The Stripe integration uses SDK v21 with the latest API version. Checkout sessions are created server-side, and a webhook handler processes checkout.session.completed and customer.subscription.updated events to keep plan status in sync.
Deployment
The whole thing deploys to Vercel with zero configuration beyond environment variables. The App Router's file-based routing means every file in src/app/api/ is automatically a serverless function. No Express server, no Docker, no infrastructure management.
Key environment variables:
-
ANTHROPIC_API_KEY— Claude API access -
STRIPE_SECRET_KEY— Stripe billing -
STRIPE_PRICE_STARTER,STRIPE_PRICE_PROFESSIONAL,STRIPE_PRICE_AGENCY— plan price IDs -
STRIPE_WEBHOOK_SECRET— webhook signature verification
One Vercel gotcha: when setting env vars, use printf instead of echo to pipe values. echo adds a trailing newline that corrupts Stripe price IDs and causes silent checkout failures.
What I'd Do Differently
Persistent rate limiting from day one. The in-memory approach works for launch, but the moment you scale past one serverless instance, users get free resets. Vercel KV or Upstash Redis is the obvious fix and takes about 30 minutes to swap in.

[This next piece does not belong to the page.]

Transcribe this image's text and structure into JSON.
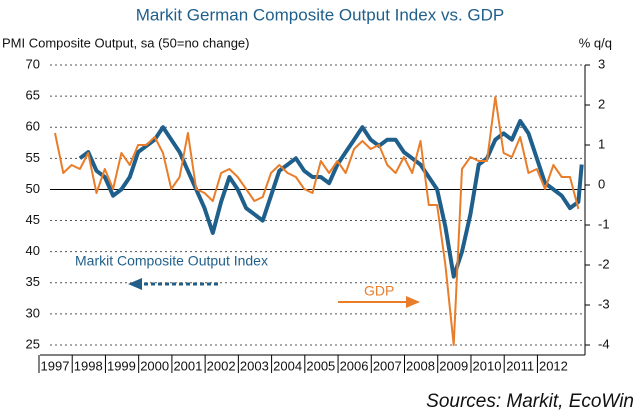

Streaming responses. The current implementation waits for the full Claude response before returning. For the Proposal Agent, which generates 4,096 tokens of structured markdown, that's a noticeable wait. Server-Sent Events via the App Router's streaming support would improve perceived latency significantly.
Multi-turn agent conversations. Right now each agent call is a single turn. The next iteration will add conversation history so agents can ask clarifying questions before producing output — especially useful for the Intake Agent when an inquiry is ambiguous.
Try It
AgentDesk is live with a free trial — no signup required. Paste a client inquiry into the Intake Agent, feed call notes into the Proposal Agent, or drop project metrics into the Report Agent and see what comes back.
Try the agents at agentdesk.thewedgemethodai.com/dashboard
If you're building something similar, the key architectural insight is this: define agents as typed configuration objects, not ad-hoc prompt strings scattered across your codebase. It makes them testable, composable, and easy to add new agents without touching the engine.